Advise to keep a conversation in Spanish

Learning Spanish is a great benefit; there are over 400 million Spanish speakers worldwide. But when you’re just starting out learning how to speak the language, it can be intimidating to hold a conversation in Spanish with a native speaker.

As a Spanish speaker by birth who learned English at the age of 10, I can tell you from experience that keeping a conversation going in Spanish, or any other language foreign to you, with another person is the best way to immerse yourself in the language.

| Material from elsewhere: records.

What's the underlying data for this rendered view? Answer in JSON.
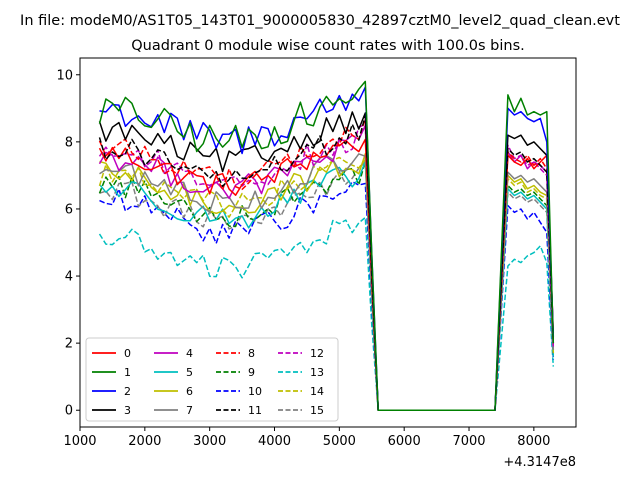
{
  "figure": {
    "suptitle": "In file: modeM0/AS1T05_143T01_9000005830_42897cztM0_level2_quad_clean.evt",
    "title": "Quadrant 0 module wise count rates with 100.0s bins.",
    "offset_label": "+4.3147e8"
  },
  "chart_data": {
    "type": "line",
    "title": "Quadrant 0 module wise count rates with 100.0s bins.",
    "xlabel": "",
    "ylabel": "",
    "x_offset": 431470000,
    "xlim": [
      1000,
      8650
    ],
    "ylim": [
      -0.5,
      10.5
    ],
    "xticks": [
      1000,
      2000,
      3000,
      4000,
      5000,
      6000,
      7000,
      8000
    ],
    "yticks": [
      0,
      2,
      4,
      6,
      8,
      10
    ],
    "grid": false,
    "legend": {
      "location": "lower-left",
      "ncol": 4
    },
    "segments": [
      {
        "x_start": 1300,
        "x_end": 5400,
        "step": 100
      },
      {
        "x_start": 7600,
        "x_end": 8300,
        "step": 100
      }
    ],
    "gap": {
      "x_start": 5600,
      "x_end": 7400,
      "value": 0
    },
    "series": [
      {
        "name": "0",
        "color": "#ff0000",
        "dash": "solid",
        "level": 7.1,
        "post": [
          7.6,
          7.4,
          7.3,
          7.5,
          7.2,
          7.4,
          7.6,
          2.3
        ]
      },
      {
        "name": "1",
        "color": "#008000",
        "dash": "solid",
        "level": 8.4,
        "post": [
          9.4,
          8.9,
          9.3,
          8.8,
          8.9,
          8.8,
          8.9,
          2.0
        ]
      },
      {
        "name": "2",
        "color": "#0000ff",
        "dash": "solid",
        "level": 8.4,
        "post": [
          9.0,
          8.8,
          8.9,
          8.7,
          8.6,
          8.7,
          8.0,
          2.2
        ]
      },
      {
        "name": "3",
        "color": "#000000",
        "dash": "solid",
        "level": 7.8,
        "post": [
          8.2,
          8.1,
          8.2,
          7.9,
          8.0,
          7.8,
          7.6,
          2.2
        ]
      },
      {
        "name": "4",
        "color": "#bf00bf",
        "dash": "solid",
        "level": 7.0,
        "post": [
          7.7,
          7.4,
          7.6,
          7.2,
          7.4,
          7.3,
          7.1,
          1.9
        ]
      },
      {
        "name": "5",
        "color": "#00bfbf",
        "dash": "solid",
        "level": 6.1,
        "post": [
          6.6,
          6.4,
          6.5,
          6.3,
          6.4,
          6.2,
          6.0,
          1.6
        ]
      },
      {
        "name": "6",
        "color": "#bfbf00",
        "dash": "solid",
        "level": 6.5,
        "post": [
          7.0,
          6.8,
          6.9,
          6.6,
          6.7,
          6.5,
          6.4,
          1.8
        ]
      },
      {
        "name": "7",
        "color": "#808080",
        "dash": "solid",
        "level": 6.6,
        "post": [
          7.1,
          6.9,
          7.0,
          6.8,
          6.9,
          6.7,
          6.5,
          1.8
        ]
      },
      {
        "name": "8",
        "color": "#ff0000",
        "dash": "dashed",
        "level": 7.3,
        "post": [
          7.7,
          7.5,
          7.4,
          7.6,
          7.3,
          7.5,
          7.2,
          2.0
        ]
      },
      {
        "name": "9",
        "color": "#008000",
        "dash": "dashed",
        "level": 6.2,
        "post": [
          6.7,
          6.5,
          6.6,
          6.4,
          6.5,
          6.3,
          6.1,
          1.7
        ]
      },
      {
        "name": "10",
        "color": "#0000ff",
        "dash": "dashed",
        "level": 5.7,
        "post": [
          6.1,
          5.9,
          6.0,
          5.7,
          5.9,
          5.6,
          5.3,
          1.5
        ]
      },
      {
        "name": "11",
        "color": "#000000",
        "dash": "dashed",
        "level": 7.3,
        "post": [
          7.8,
          7.6,
          7.7,
          7.4,
          7.5,
          7.3,
          7.1,
          2.0
        ]
      },
      {
        "name": "12",
        "color": "#bf00bf",
        "dash": "dashed",
        "level": 7.2,
        "post": [
          7.9,
          7.5,
          7.6,
          7.3,
          7.4,
          7.2,
          7.0,
          1.9
        ]
      },
      {
        "name": "13",
        "color": "#00bfbf",
        "dash": "dashed",
        "level": 4.6,
        "post": [
          4.3,
          4.5,
          4.4,
          4.6,
          4.7,
          4.9,
          4.4,
          1.3
        ]
      },
      {
        "name": "14",
        "color": "#bfbf00",
        "dash": "dashed",
        "level": 6.5,
        "post": [
          6.9,
          6.7,
          6.8,
          6.5,
          6.6,
          6.4,
          6.3,
          1.7
        ]
      },
      {
        "name": "15",
        "color": "#808080",
        "dash": "dashed",
        "level": 6.0,
        "post": [
          6.5,
          6.3,
          6.4,
          6.2,
          6.3,
          6.1,
          5.9,
          1.6
        ]
      }
    ]
  }
}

So, without further ado, here are five great tips to help you keep a conversation going in Spanish to help you feel comfortable when talking to native speakers

1. Ask Questions

I learned early on that asking questions is the best way to keep a conversation going. After introducing yourself to someone, ask them where they come from, where they grew up, or even what they were up to during the day. That will open up the conversation and make you, and your companion, feel more relaxed.

2. Listen Actively

It’s important to listen to what your companion is telling you, both because you want to continue the conversation as well as learn about your new friend. Make note of important details that they tell you and refer back to it when parting ways; also, remember their name and repeat it back to them during the conversation. This serves to both show them you’re paying attention to what they say and helps to remind you of their name if you should ever meet again.

3. Stick to Topics You Feel Comfortable About

This might seem like an odd tip but stick to topics you feel confident your Spanish is strong in, like families or non-controversial current events. This serves two purposes: it will reinforce what you’ve already learned about the language as well as introduce you, through conversation, to new words that you may not already be familiar with.

4. Watch For Body Language Cues

Body language changes from culture to culture and Spanish speakers are no exception to the rule. Known for being bold, boisterous, and intimate, it’s important for you to clue in on body language and mimic your companion in order for both of you to feel comfortable in conversation.

5. Keep it Simple and Brief

When you’re beginning to learn how to hold a conversation in Spanish, it’s important to keep those conversations simple and brief. Over time, your conversational skills will develop and you’ll be able to hold longer conversations, but for now, try keeping the conversations to less than five minutes until you’re confident in your Spanish speaking abilities.